J’ai testé 9 extracteurs open source sur un seul banc d’essai, et le bon choix s’est révélé être une question

Dernière mise à jour le July 17, 2026
J’ai testé 9 extracteurs open source sur un seul banc d’essai, et le bon choix s’est révélé être une question
Résumé IA
Ce comparatif place neuf outils d’extraction open source sur un même benchmark partagé, au lieu de les classer à partir de tests sans rapport entre eux. Il évalue Crawl4AI, Firecrawl, trafilatura, Crawlee, Playwright, Puppeteer, Scrapy, Colly et Scrapling sur des pages statiques, des pages rendues en JavaScript, l’extraction d’articles, les erreurs HTTP, les graphes de crawl, le poids d’installation, la forme des sorties et les licences. L’article défend l’idée qu’il n’existe pas d’extracteur unique meilleur que les autres : le bon choix dépend du fait qu’on cherche du texte prêt pour un LLM, du rendu navigateur, du crawl HTTP ou la récupération adaptative d’éléments. Il renvoie aussi vers chaque revue détaillée pour approfondir les preuves.

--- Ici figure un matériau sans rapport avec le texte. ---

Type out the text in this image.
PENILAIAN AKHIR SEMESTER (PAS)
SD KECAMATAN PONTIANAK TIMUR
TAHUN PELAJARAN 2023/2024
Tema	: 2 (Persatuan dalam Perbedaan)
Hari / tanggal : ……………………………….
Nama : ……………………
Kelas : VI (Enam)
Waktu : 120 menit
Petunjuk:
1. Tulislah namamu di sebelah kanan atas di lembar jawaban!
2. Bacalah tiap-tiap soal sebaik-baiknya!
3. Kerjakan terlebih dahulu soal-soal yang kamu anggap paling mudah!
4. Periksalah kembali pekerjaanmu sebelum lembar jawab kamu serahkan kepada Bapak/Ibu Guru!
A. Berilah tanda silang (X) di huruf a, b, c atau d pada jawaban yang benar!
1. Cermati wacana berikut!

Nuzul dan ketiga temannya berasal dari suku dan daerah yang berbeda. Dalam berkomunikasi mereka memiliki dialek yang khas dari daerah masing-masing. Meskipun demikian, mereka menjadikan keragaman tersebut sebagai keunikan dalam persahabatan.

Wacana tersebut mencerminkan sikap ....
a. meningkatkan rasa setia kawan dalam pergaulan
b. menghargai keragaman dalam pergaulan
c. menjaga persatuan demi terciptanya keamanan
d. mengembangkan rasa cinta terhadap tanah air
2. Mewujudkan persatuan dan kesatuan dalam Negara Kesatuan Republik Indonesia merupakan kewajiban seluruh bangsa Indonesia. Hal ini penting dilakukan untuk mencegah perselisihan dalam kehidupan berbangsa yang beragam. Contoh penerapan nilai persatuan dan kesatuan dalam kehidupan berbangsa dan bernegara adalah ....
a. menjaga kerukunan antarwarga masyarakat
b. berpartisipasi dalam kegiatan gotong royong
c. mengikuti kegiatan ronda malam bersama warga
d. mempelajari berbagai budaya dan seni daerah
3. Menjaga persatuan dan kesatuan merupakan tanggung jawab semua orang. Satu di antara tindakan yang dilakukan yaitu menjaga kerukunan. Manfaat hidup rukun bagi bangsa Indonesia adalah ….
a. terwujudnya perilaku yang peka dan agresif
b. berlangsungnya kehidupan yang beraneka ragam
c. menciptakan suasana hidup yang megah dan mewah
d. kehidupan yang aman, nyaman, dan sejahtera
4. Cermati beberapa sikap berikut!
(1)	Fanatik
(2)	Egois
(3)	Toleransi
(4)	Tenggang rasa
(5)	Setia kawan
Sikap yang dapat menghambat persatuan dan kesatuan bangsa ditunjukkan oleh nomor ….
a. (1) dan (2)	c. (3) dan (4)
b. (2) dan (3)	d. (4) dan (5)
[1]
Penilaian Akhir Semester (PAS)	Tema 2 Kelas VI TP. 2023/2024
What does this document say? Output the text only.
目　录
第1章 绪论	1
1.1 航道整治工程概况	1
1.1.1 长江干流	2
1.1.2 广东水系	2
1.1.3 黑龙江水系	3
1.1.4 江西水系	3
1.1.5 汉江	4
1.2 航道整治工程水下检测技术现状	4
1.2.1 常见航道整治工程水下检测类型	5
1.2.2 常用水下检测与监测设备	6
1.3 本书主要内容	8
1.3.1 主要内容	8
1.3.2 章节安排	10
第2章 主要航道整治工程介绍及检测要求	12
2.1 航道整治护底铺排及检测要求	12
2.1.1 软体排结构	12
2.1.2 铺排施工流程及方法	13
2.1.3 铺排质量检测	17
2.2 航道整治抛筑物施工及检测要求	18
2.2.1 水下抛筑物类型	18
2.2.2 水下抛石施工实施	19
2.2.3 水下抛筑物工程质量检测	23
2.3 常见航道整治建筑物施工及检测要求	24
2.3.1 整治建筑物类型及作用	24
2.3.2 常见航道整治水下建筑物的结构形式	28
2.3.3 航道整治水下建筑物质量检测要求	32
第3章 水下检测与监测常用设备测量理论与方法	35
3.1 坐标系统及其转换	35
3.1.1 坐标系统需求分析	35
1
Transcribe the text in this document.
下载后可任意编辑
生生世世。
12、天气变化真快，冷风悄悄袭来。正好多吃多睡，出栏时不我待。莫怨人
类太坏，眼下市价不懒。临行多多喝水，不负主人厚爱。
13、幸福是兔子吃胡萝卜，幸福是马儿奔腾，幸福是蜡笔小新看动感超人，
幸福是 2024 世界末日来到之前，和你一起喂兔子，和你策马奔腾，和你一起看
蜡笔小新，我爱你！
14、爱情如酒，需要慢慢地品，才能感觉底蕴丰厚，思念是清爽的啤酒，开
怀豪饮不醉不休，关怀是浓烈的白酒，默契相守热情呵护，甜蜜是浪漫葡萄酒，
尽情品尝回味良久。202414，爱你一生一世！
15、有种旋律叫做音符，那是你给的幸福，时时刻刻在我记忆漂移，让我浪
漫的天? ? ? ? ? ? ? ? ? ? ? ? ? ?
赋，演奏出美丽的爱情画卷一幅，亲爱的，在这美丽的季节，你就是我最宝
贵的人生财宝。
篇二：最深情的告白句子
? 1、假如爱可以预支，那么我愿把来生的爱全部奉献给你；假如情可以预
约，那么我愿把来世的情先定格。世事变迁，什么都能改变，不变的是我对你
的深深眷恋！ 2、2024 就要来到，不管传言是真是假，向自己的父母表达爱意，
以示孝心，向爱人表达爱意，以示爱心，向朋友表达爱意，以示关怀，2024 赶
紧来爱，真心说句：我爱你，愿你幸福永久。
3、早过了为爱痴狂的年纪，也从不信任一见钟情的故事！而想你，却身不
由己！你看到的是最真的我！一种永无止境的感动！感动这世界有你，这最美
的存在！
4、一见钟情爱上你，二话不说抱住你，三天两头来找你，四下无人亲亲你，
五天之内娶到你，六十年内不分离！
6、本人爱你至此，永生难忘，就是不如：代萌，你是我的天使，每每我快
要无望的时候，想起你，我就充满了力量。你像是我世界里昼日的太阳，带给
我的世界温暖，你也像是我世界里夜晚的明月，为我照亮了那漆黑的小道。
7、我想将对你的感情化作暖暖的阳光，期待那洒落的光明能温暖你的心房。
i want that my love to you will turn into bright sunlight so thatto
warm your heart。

Presque tous les classements du type « meilleur extracteur open source » ont le même petit défaut, presque invisible : aucun ne fait tourner les outils sur les mêmes pages. Scrapy est jugé sur un article de presse, Playwright sur une démo e-commerce, Colly sur ce que l’auteur avait sous la main — puis on les compare directement, comme si ces chiffres voulaient dire la même chose. Ce genre de classement vous apprend surtout des choses sur les pages testées, pas sur les outils.

J’ai donc fait le truc évident — et un peu barbant — que ces listes évitent presque toujours. J’ai monté un seul jeu de fixtures, puis j’ai fait passer neuf outils dessus : un catalogue statique, un catalogue rendu en JavaScript, un article caché derrière la navigation et le pied de page, une erreur serveur 500 volontaire, un petit graphe de liens internes, ainsi que deux sites publics d’entraînement. Même vérité de référence, mêmes mesures, à chaque run. Les scripts et les sorties brutes sont dispo dans un dépôt public de benchmark pour que vous puissiez tout relancer vous-même. Le résultat n’est pas le joli tableau de classement propre et net promis par les compilations — il n’y a pas de vainqueur unique. Il y a trois types de tâches, et les neuf outils s’y répartissent presque naturellement.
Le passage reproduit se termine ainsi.